Despite the signing of a phase one agreement later this month, the trajectory of future US-China trade relations will remain a constant concern, while fears of a flare up in one of several geopolitical hotspots will again cast a pall on investor sentiment, warned Michael Ryan, group managing director and Americas chief investment officer for the firm’s chief investment office.
“A policy misstep by the Federal Reserve is another exogenous risk, especially as US and global economic growth slows,” he told a media briefing ahead of the UBS Wealth Insights 2020 conference in Hong Kong on Friday.
The presidential election in November is an additional source of volatility, he added.
Nevertheless, he expects high single digit returns by US stock markets, supported by strong corporate earnings as the boost from last year’s interest rate cuts feed through.
“So even though markets are quite fully valued, the bull market will continue,” said Ryan.
His favourite sectors are those which are largely driven by domestic consumption, such as consumer discretionary, technology and communication services.
Managing downside risks in Asia
Ryan’s colleague, Min-Lan Tan, Apac head chief investment officer, shared his optimism — and his circumspection.
“We are staying positive, after a very strong year for Asia asset prices in 2019,” she told the briefing.
Asia is a sweet spot for UBS WM, attracting record amounts of investor money last year, in contrast to flat AUM growth in the US and small inflows in Europe.

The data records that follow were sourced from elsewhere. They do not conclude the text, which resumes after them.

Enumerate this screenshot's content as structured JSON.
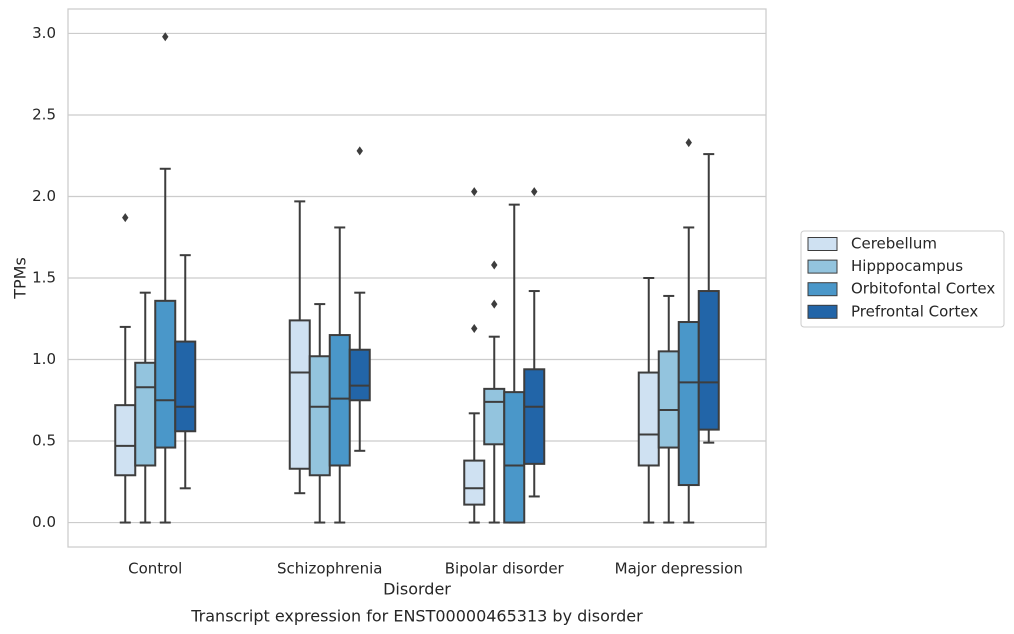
{
  "chart_data": {
    "type": "box",
    "xlabel": "Disorder",
    "ylabel": "TPMs",
    "caption": "Transcript expression for ENST00000465313 by disorder",
    "ylim": [
      -0.15,
      3.15
    ],
    "yticks": [
      "0.0",
      "0.5",
      "1.0",
      "1.5",
      "2.0",
      "2.5",
      "3.0"
    ],
    "grid": "horizontal",
    "legend_position": "right",
    "categories": [
      "Control",
      "Schizophrenia",
      "Bipolar disorder",
      "Major depression"
    ],
    "series": [
      {
        "name": "Cerebellum",
        "color": "#cfe1f2",
        "boxes": [
          {
            "whisker_low": 0.0,
            "q1": 0.29,
            "median": 0.47,
            "q3": 0.72,
            "whisker_high": 1.2,
            "outliers": [
              1.87
            ]
          },
          {
            "whisker_low": 0.18,
            "q1": 0.33,
            "median": 0.92,
            "q3": 1.24,
            "whisker_high": 1.97,
            "outliers": []
          },
          {
            "whisker_low": 0.0,
            "q1": 0.11,
            "median": 0.21,
            "q3": 0.38,
            "whisker_high": 0.67,
            "outliers": [
              1.19,
              2.03
            ]
          },
          {
            "whisker_low": 0.0,
            "q1": 0.35,
            "median": 0.54,
            "q3": 0.92,
            "whisker_high": 1.5,
            "outliers": []
          }
        ]
      },
      {
        "name": "Hipppocampus",
        "color": "#93c4de",
        "boxes": [
          {
            "whisker_low": 0.0,
            "q1": 0.35,
            "median": 0.83,
            "q3": 0.98,
            "whisker_high": 1.41,
            "outliers": []
          },
          {
            "whisker_low": 0.0,
            "q1": 0.29,
            "median": 0.71,
            "q3": 1.02,
            "whisker_high": 1.34,
            "outliers": []
          },
          {
            "whisker_low": 0.0,
            "q1": 0.48,
            "median": 0.74,
            "q3": 0.82,
            "whisker_high": 1.14,
            "outliers": [
              1.34,
              1.58
            ]
          },
          {
            "whisker_low": 0.0,
            "q1": 0.46,
            "median": 0.69,
            "q3": 1.05,
            "whisker_high": 1.39,
            "outliers": []
          }
        ]
      },
      {
        "name": "Orbitofontal Cortex",
        "color": "#4a97c9",
        "boxes": [
          {
            "whisker_low": 0.0,
            "q1": 0.46,
            "median": 0.75,
            "q3": 1.36,
            "whisker_high": 2.17,
            "outliers": [
              2.98
            ]
          },
          {
            "whisker_low": 0.0,
            "q1": 0.35,
            "median": 0.76,
            "q3": 1.15,
            "whisker_high": 1.81,
            "outliers": []
          },
          {
            "whisker_low": 0.0,
            "q1": 0.0,
            "median": 0.35,
            "q3": 0.8,
            "whisker_high": 1.95,
            "outliers": []
          },
          {
            "whisker_low": 0.0,
            "q1": 0.23,
            "median": 0.86,
            "q3": 1.23,
            "whisker_high": 1.81,
            "outliers": [
              2.33
            ]
          }
        ]
      },
      {
        "name": "Prefrontal Cortex",
        "color": "#2265a8",
        "boxes": [
          {
            "whisker_low": 0.21,
            "q1": 0.56,
            "median": 0.71,
            "q3": 1.11,
            "whisker_high": 1.64,
            "outliers": []
          },
          {
            "whisker_low": 0.44,
            "q1": 0.75,
            "median": 0.84,
            "q3": 1.06,
            "whisker_high": 1.41,
            "outliers": [
              2.28
            ]
          },
          {
            "whisker_low": 0.16,
            "q1": 0.36,
            "median": 0.71,
            "q3": 0.94,
            "whisker_high": 1.42,
            "outliers": [
              2.03
            ]
          },
          {
            "whisker_low": 0.49,
            "q1": 0.57,
            "median": 0.86,
            "q3": 1.42,
            "whisker_high": 2.26,
            "outliers": []
          }
        ]
      }
    ]
  }
}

She pointed out that Asian equities were up 18%, China equities were 37% higher and Asia credit returned 12% for the year, even though the region was unsettled by fluctuating expectations for a resolution of the US-China trade dispute, as well as its real effect on corporate activity and revenues in the region.
“Economic growth in Asia, including China, Hong Kong, India and much of Southeast Asia, was the lowest since the 1997 financial crisis,” she said.
“Yet, markets were resilient, and now there are strong signs that economic activity is picking up, especially in China — as indicated by the purchasing managers index, and by a positive turn in the technology cycle,” she added.
Tan expects corporate earnings to rise by 10% this year and as a result, her funds are overweight Asia equities, but she is hedging her bets with 10-year US Treasury bonds.
“It is important to stay diversified and to manage downside risks,” she said.
Pairing country positions is one way Tan recommends protection of portfolios.
For instance, she is overweight China equities, but underweight Hong Kong; overweight Malaysia (which underperformed last year), but underweight Thailand.
Another, risk mitigating strategy is to balance allocations to growth stocks with high dividend paying value equities.
Tan noted that many quality companies in the region have high cash levels, which will allow them to return money to shareholders through dividends.
“In a low interest rate and bond yield environment, that is attractive,” she said, and identified banks, telcos and Reits as potential sources of income.
Betting on Asia growth
“Yet ultimately, of course, Asia is still a growth story,” said Tan.
She identified four main investment opportunities in China and the rest of Asia.
First, she expects a “boom in enabling technologies”, as China develops its semiconductor manufacturing capacity, while South Korea and Taiwan should benefit from an upturn in the technology cycle.
Second, the re-setting of supply chains underway for the past two years will continue. Although prompted by the Sino-US trade dispute, “rising wages and the costs of environmental compliance in China will persuade more companies throughout the world to source materials and services from other countries”, she said.
Vietnam, Malaysia and India are likely beneficiaries.
Third, the momentum of China opening up its markets will be maintained, despite tensions with the US. Many sectors, including the financial industry, will improve efficiency as a result.
Finally, China corporate profits are strengthening, and Tan expects an average of 10% earnings growth this year, with new technology firms achieving earnings growth of as much as 25%.
“The long-term structural transformations are still gathering pace in China and elsewhere in Asia, providing opportunities for investors to reap rewards from the application of new technologies, such as 5G and the cloud,” she said.